Virginia López Negrete, who was the prosecuting lawyer for Manos Limpias at the Nóos trial, is one of fourteen people facing charges that include extortion and membership of a criminal organisation.
During the trial in Palma, the lawyers for Princess Cristina, who was prosecuted by Manos Limpias and not by the state, drew attention to a demand made for abandoning the prosecution. It was allegedly not the only attempt at extortion. The general secretary of the right-wing Manos Limpias (described as a pseudo-union), Miguel Bernad, was arrested, as was Luis Pineda, the head of Ausbanc, an organisation ostensibly for protecting the interests of bank consumers.
A judge at the Audiencia Nacional high court in Madrid, Santiago Pedraz, has now completed his investigation of the allegations against Manos Limpias and Ausbanc. The trial of the fourteen can therefore be anticipated in the not too distant future.
Pedraz believes that Pineda was the head of a criminal organisation which used Ausbanc as the means of coercing banks, financial institutions and businesses with threats of legal action or spreading bad publicity about them.
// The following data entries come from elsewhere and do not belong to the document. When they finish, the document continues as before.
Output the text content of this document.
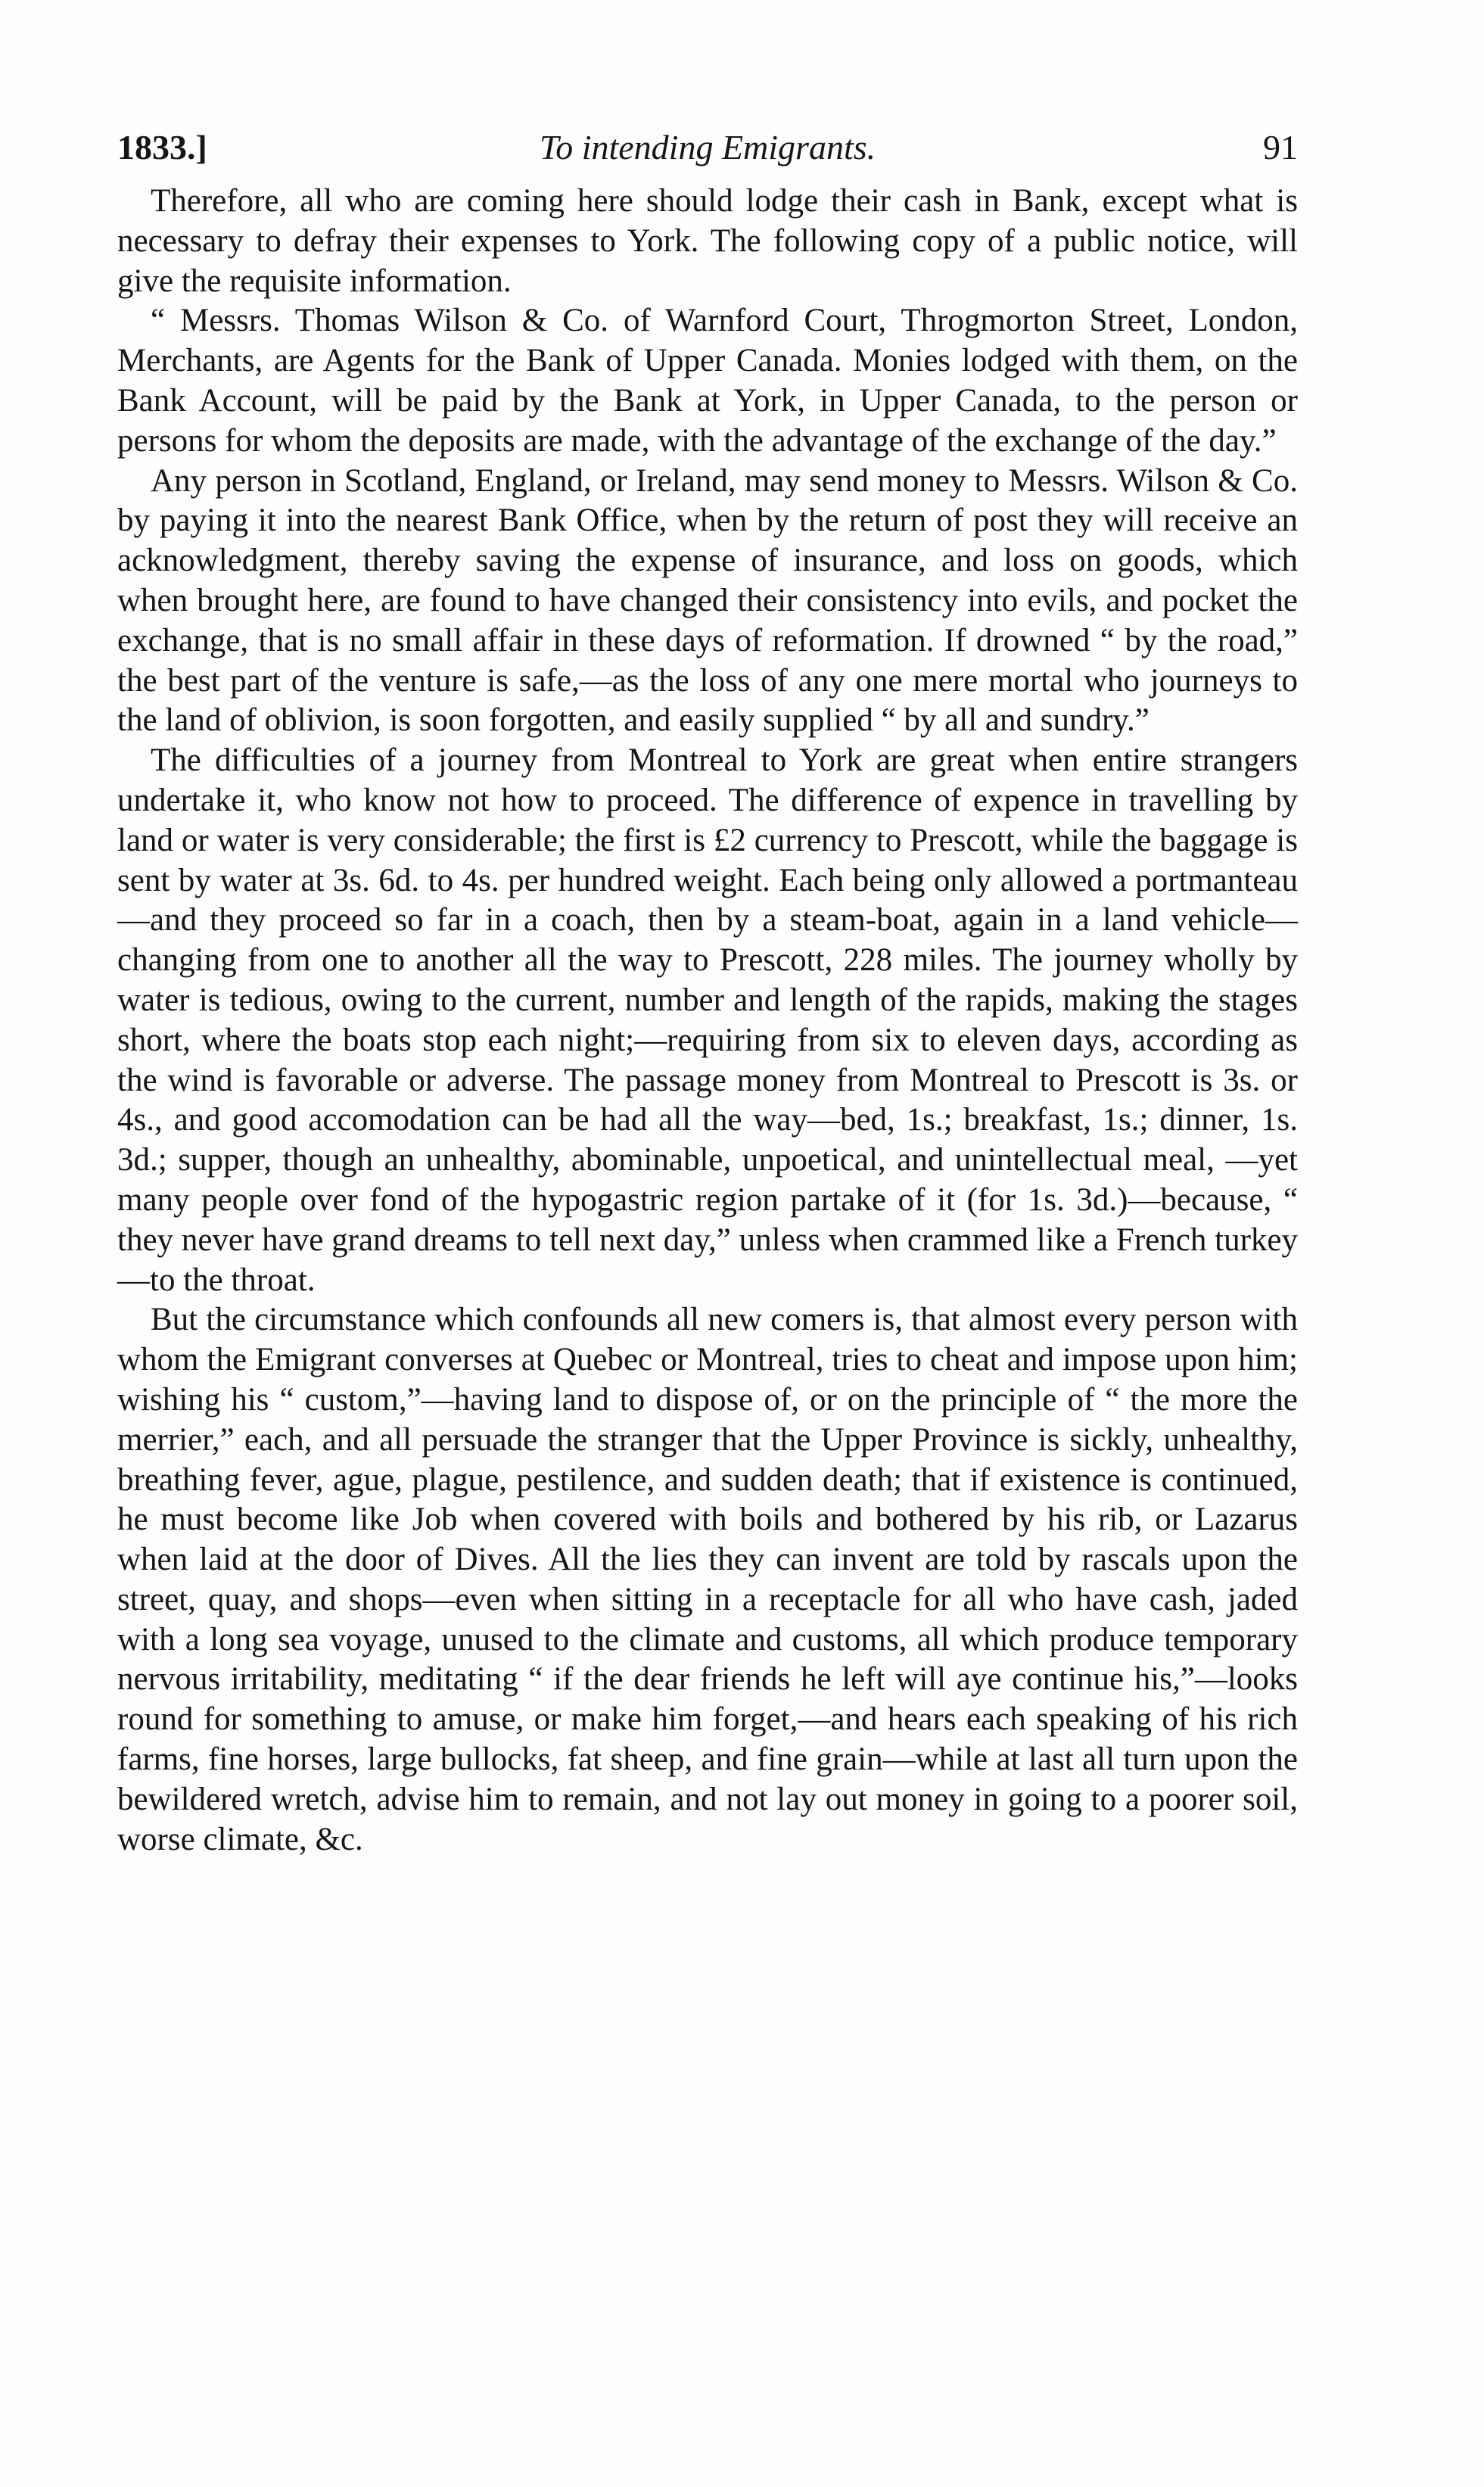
1833.]	To intending Emigrants.	91

Therefore, all who are coming here should lodge their cash in Bank, except what is necessary to defray their expenses to York. The following copy of a public notice, will give the requisite information.

“ Messrs. Thomas Wilson & Co. of Warnford Court, Throgmorton Street, London, Merchants, are Agents for the Bank of Upper Canada. Monies lodged with them, on the Bank Account, will be paid by the Bank at York, in Upper Canada, to the person or persons for whom the deposits are made, with the advantage of the exchange of the day.”

Any person in Scotland, England, or Ireland, may send money to Messrs. Wilson & Co. by paying it into the nearest Bank Office, when by the return of post they will receive an acknowledgment, thereby saving the expense of insurance, and loss on goods, which when brought here, are found to have changed their consistency into evils, and pocket the exchange, that is no small affair in these days of reformation. If drowned “ by the road,” the best part of the venture is safe,—as the loss of any one mere mortal who journeys to the land of oblivion, is soon forgotten, and easily supplied “ by all and sundry.”

The difficulties of a journey from Montreal to York are great when entire strangers undertake it, who know not how to proceed. The difference of expence in travelling by land or water is very considerable; the first is £2 currency to Prescott, while the baggage is sent by water at 3s. 6d. to 4s. per hundred weight. Each being only allowed a portmanteau—and they proceed so far in a coach, then by a steam-boat, again in a land vehicle—changing from one to another all the way to Prescott, 228 miles. The journey wholly by water is tedious, owing to the current, number and length of the rapids, making the stages short, where the boats stop each night;—requiring from six to eleven days, according as the wind is favorable or adverse. The passage money from Montreal to Prescott is 3s. or 4s., and good accomodation can be had all the way—bed, 1s.; breakfast, 1s.; dinner, 1s. 3d.; supper, though an unhealthy, abominable, unpoetical, and unintellectual meal, —yet many people over fond of the hypogastric region partake of it (for 1s. 3d.)—because, “ they never have grand dreams to tell next day,” unless when crammed like a French turkey—to the throat.

But the circumstance which confounds all new comers is, that almost every person with whom the Emigrant converses at Quebec or Montreal, tries to cheat and impose upon him; wishing his “ custom,”—having land to dispose of, or on the principle of “ the more the merrier,” each, and all persuade the stranger that the Upper Province is sickly, unhealthy, breathing fever, ague, plague, pestilence, and sudden death; that if existence is continued, he must become like Job when covered with boils and bothered by his rib, or Lazarus when laid at the door of Dives. All the lies they can invent are told by rascals upon the street, quay, and shops—even when sitting in a receptacle for all who have cash, jaded with a long sea voyage, unused to the climate and customs, all which produce temporary nervous irritability, meditating “ if the dear friends he left will aye continue his,”—looks round for something to amuse, or make him forget,—and hears each speaking of his rich farms, fine horses, large bullocks, fat sheep, and fine grain—while at last all turn upon the bewildered wretch, advise him to remain, and not lay out money in going to a poorer soil, worse climate, &c.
Bernad reinforced this coercion, which in other words amounted to extortion: pay up and there won't be actions. The same tactic was supposedly applied with the princess. Three million euros are said to have been demanded in exchange for Manos Limpias dropping the case.
Manos Limpias, the judge argues, was being financed by these means, and there are eight specific cases which form the judge's case against Pineda, Bernad, López Negrete and others. Nóos is one of them. Others include Banco Sabadell, Banco Santander, the Facua consumers association, Endesa and Volkswagen.